Kids: If kids matter, kids activities matter. One of the big differences I’ve seen between the community where I’m from (Hibbing and the central Range) and the community where I live now (rural Itasca County and Grand Rapids) is the sheer abundance of children’s activities in Grand Rapids. Hibbing certainly offers things for kids, and people care, but the community could do more to show their love (and need!) for young families by stepping up kid-inspired, parent-driven, community-backed family programming.

These are only some ideas, and barely touch on education and entrepreneurship — areas where the Range is poised to make strides (if we only let ourselves). The best idea might well be found on your list, not mine. The entire point of economic diversification on the Iron Range is that many ideas from different people advance and grow on their own merit. Economic diversification is many, many small things with big results over time. Be persistent, be patient, and don’t let anyone tell you there’s a shortcut. There isn’t.

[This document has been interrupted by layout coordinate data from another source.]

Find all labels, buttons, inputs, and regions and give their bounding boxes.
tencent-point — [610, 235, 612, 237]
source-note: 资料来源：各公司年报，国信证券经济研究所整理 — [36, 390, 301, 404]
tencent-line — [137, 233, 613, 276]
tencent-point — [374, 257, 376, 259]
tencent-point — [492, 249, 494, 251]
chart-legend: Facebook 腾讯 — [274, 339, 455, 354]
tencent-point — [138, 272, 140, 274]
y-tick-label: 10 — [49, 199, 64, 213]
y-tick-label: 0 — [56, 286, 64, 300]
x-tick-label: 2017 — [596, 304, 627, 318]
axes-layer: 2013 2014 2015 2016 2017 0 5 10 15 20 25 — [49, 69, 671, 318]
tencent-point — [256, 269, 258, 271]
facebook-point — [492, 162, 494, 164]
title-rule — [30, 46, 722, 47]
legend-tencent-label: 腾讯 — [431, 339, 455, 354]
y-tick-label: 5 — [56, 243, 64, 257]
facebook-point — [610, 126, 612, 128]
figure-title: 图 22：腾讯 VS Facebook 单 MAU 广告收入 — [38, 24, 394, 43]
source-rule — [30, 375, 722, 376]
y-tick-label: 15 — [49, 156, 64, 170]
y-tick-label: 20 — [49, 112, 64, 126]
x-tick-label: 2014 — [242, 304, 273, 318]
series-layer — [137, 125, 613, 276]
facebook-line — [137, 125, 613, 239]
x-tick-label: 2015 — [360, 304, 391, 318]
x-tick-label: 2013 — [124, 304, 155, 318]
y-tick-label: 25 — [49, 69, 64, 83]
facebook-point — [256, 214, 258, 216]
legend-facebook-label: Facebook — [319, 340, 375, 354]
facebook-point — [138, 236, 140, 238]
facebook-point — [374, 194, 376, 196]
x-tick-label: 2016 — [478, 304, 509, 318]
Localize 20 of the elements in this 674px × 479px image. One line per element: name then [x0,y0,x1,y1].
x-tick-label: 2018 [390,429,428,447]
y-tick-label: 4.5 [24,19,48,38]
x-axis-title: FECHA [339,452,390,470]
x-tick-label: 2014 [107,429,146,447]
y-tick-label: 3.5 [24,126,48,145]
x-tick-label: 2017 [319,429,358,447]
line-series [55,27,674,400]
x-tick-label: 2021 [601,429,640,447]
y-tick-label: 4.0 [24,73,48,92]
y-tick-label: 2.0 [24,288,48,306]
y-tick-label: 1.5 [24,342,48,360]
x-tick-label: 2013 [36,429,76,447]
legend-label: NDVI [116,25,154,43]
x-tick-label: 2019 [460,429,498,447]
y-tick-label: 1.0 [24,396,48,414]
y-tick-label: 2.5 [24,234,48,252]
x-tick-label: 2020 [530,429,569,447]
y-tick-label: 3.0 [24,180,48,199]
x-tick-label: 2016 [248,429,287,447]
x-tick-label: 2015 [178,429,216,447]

Aaron J. Brown is an author and college instructor from northern Minnesota’s Iron Range. He writes the blog MinnesotaBrown.com and hosts the Great Northern Radio Show on Northern Community Radio. The next show airs live at 5 p.m. from the Mesabi Range College theater in Virginia, Minnesota, on March 22. Find out how to get free tickets for limited studio audience seating at 800-662-5799. This piece first appeared in the Sunday, March 23, 2014 edition of the Hibbing Daily Tribune.

 

Comments

  1. Elanne Palcich says:

    During this “winter of our discontent” I’ve been thinking about our communities. As we move toward spring, we are as likely to see disruptions in food supply (California drought) as we have in propane shortages. Our communities need to become more locally sustainable. We citizens need to commit to making our towns more aesthetically pleasing while removing/salvaging old buildings and putting in community gardens/green houses. We also need more participatory community art, drama, music, sports–in our own towns rather than driving across half the county in order to be entertained, when we have no mass transit. Will changing climate and accompanying price increases finally drive us into making necessary (and more satisfying) life style changes?

  2. In Cook, which is Almost-Range, we have an active group called Northwoods Friends of the Arts. We have an art gallery (some display and some for sale), and we sponsor art classes for grade school students, as well as other activities for children. We’ve sponsored at least 8 concerts, with very excellent musicians, from as far away as New York and Alaska, and we sponsor an annual Spring Art Expo, which show cases artist’s work in various businesses in and around town. That gets people into businesses they might not otherwise enter, and it provides a venue for many artists to display their work, for sale or not, during the first few weeks of June. We support all types of art work, relying on a low membership cost, as well as business sponsorships, gifts, and a few fund raisers each year. The wider Cook community isn’t all that big, but we’ve grown and we’re getting recognition, as evidenced by more businesses supporting us each year with their memberships as well as a place to display art work. And yes, this endeavor is a lot of work, mostly done by some amazingly organized and persuasive people. We can’t slack off and rest on our laurels. We’ve been able to get grants to pay for 1) supplies for the kids’ art supplies (art supplies are very expensive,) 2) bringing musicians from far and near, classical to bluegrass, and gypsy jazz, and in between, 3) administrative support, which will help with public relations, space needs, furniture, computer support, etc.

    This type of thing does indeed make life in a smaller community more interesting. Cook has suffered the blows of empty stores in recent years. In fact one business that closed was very successful, but the owner wasn’t able to sell when that was needed, so it closed. We also suffered the tragedy of two large fires in 2013, which took two businesses, 8 apartments, and half of the motel. This has been difficult. I compared Cook to a 6 year old’s smile: bright smile with some teeth missing.

    I do hope that people rediscover the benefits of small town life. I hope that people see that shopping locally whenever possible helps all local boats to rise.